Se o PRJ for aprovado pelos credores, o juiz pode finalmente deferir o pedido de recuperação judicial. Durante o período de recuperação, a empresa deve cumprir o estabelecido no plano, tendo que apresentar um balanço mensal para prestar contas ao juiz e aos credores sobre o andamento da empresa. Enquanto isso, as operações da empresa seguem normalmente. O devedor em crise não perde, em princípio, a administração da empresa, a menos que ocorra alguma das situações previstas nos incisos do art. 64 da LRE.
O administrador judicial nomeado pela Justiça funciona como intermediador entre a empresa, os credores e a Justiça. Caso a empresa não cumpra o que está no acordo, o juiz pode inclusive decretar a falência da empresa.
Conforme art. 61 da LRF, o devedor permanecerá em recuperação judicial até que se cumpram todas as obrigações previstas no plano que se vencerem até 2 (dois) anos depois da concessão da recuperação judicial. Fábio Ulhoa[13] ensina que a sentença de encerramento do processo termina a última fase do processo de recuperação judicial, teoria que o célebre doutrinar, sinteticamente, assim explica:
“O processo da recuperação judicial divide-se em três fases bem distintas. Na primeira, que se pode chamar de fase postulatória, a sociedade empresária em crise apresenta seu requerimento do benefício. Ela se inicia com a petição inicial de recuperação judicial e se encerra com o despacho judicial mandando processar o pedido. Na segunda fase, a que se pode referir como deliberativa, após a verificação de crédito, discute-se e aprova-se um plano de reorganização. Tem início com o despacho que manda processar a recuperação judicial e se conclui com a decisão concessiva do benefício. A derradeira etapa do processo, chamada de fase de execução, compreende a fiscalização do cumprimento do plano aprovado. Começa com a decisão concessiva da recuperação judicial e termina com a sentença de encerramento do processo”.

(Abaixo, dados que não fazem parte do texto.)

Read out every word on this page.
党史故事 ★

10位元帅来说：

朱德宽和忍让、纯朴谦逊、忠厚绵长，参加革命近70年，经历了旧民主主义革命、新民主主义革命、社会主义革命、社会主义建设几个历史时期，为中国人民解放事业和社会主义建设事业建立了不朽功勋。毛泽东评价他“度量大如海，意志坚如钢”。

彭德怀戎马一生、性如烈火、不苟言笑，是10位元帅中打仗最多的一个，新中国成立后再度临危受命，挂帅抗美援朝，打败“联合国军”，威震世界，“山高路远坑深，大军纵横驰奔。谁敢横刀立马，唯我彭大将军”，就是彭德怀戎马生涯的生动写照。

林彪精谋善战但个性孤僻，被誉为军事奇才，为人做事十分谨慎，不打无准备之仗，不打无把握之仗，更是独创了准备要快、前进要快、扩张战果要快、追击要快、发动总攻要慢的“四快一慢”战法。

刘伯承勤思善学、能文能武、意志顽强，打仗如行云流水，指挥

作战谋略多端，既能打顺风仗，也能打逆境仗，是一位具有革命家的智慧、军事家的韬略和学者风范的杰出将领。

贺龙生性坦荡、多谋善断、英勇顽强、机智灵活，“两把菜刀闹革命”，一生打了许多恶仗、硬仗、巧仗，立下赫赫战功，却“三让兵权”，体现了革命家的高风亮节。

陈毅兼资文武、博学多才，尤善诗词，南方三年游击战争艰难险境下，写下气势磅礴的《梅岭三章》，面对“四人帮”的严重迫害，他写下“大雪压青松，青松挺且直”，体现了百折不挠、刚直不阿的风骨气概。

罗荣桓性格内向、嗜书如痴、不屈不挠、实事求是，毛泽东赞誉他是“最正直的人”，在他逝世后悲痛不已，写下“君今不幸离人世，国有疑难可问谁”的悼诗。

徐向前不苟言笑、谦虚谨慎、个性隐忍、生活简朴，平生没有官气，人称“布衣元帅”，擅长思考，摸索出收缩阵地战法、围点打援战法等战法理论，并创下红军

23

É importante lembrar, contudo, que o fim do prazo especificado no art. 61 da lei 11.101/05 não significa, necessariamente, que o devedor pode descumprir o plano. Segundo o art. 62 da LRE, "após o período previsto no art. 61 desta Lei, no caso de descumprimento de qualquer obrigação prevista no plano de recuperação judicial, qualquer credor poderá requerer a execução específica ou a falência com base no art. 94 desta Lei". Dessa forma, ainda que o processo de recuperação judicial venha a ser extinto por sentença, nos termos do art. 63, poderão os credores, caso alguma obrigação do plano seja descumprida, requerer a decretação da falência do devedor.

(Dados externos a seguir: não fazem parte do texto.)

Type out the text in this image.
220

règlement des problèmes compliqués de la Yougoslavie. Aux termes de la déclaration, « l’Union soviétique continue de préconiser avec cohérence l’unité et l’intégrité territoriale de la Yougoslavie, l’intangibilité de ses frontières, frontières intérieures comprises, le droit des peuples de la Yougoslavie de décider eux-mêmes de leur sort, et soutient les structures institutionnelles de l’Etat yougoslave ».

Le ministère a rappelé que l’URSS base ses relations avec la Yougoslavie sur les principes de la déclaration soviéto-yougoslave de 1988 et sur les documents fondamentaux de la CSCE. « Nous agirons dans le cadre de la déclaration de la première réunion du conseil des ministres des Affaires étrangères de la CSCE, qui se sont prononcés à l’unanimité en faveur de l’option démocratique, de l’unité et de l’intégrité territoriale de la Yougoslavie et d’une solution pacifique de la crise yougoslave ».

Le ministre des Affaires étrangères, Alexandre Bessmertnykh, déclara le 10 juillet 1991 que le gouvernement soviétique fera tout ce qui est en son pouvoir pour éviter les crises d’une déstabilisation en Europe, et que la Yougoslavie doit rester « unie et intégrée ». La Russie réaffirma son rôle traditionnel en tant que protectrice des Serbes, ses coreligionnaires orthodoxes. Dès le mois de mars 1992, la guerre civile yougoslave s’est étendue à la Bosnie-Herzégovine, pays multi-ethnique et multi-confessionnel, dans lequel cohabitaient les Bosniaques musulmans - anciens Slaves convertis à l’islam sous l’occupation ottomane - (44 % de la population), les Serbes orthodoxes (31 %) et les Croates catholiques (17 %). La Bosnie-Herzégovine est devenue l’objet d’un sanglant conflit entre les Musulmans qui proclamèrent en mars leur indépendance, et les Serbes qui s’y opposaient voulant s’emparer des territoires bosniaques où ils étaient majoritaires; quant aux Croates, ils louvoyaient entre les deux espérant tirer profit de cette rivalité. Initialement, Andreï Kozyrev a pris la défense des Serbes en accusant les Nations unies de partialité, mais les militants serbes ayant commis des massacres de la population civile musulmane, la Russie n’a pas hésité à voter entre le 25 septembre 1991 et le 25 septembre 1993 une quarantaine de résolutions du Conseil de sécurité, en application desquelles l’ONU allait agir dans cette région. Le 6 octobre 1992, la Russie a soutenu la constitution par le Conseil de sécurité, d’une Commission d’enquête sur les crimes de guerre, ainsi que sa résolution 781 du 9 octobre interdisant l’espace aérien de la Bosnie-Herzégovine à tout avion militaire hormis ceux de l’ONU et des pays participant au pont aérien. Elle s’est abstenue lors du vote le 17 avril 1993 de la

A convolação da recuperação judicial em falência dar-se-á em quatro hipóteses: deliberação dos credores reunidos em assembleia, quando a situação de crise é tão grave que não há sentido em qualquer esforço de reorganização; não apresentação do plano pelo devedor no prazo, que não pode ser prorrogado; rejeição do plano pela assembleia dos credores; ou descumprimento do plano de recuperação.
O parágrafo único do art. 73 dispõe, ainda, que a falência também pode ser decretada durante o processo de recuperação judicial sem que decorra uma dessas situações, mediante requerimento de credor não sujeito aos efeitos da recuperação.
A falência, quando se trata de empresário, também é disciplinada na lei 11.101/05, enquanto que o não empresário insolvente se submete ao disposto do Código de Processo Civil.
A natureza jurídica da falência é chamada de “híbrida” ou “complexa”, visto que é um instituto que abarca normas de direito material e de direito processual.
Há três pressupostos para que a falência exista: o pressuposto material subjetivo, segundo o qual o devedor deve ser um empresário; o pressuposto material objetivo, que é a insolvência do devedor; e o pressuposto formal, que consiste na sentença que a decreta.
Sobre esses pressupostos, interessante anotar as características da insolvência, que, para ser decretada, como ensina Fábio Ulhoa[14]:
“(...) é irrelevante a “insolvência econômica”, caracterizada pela insuficiência do ativo para solvência do passivo. Exige a lei de “insolvência jurídica”, que se caracteriza, no direito falimentar brasileiro, pela impontualidade injustificada (LF, art. 94, I), pela execução frustrada (art. 94, II) ou pela prática de ato de falência (art. 94, III)”.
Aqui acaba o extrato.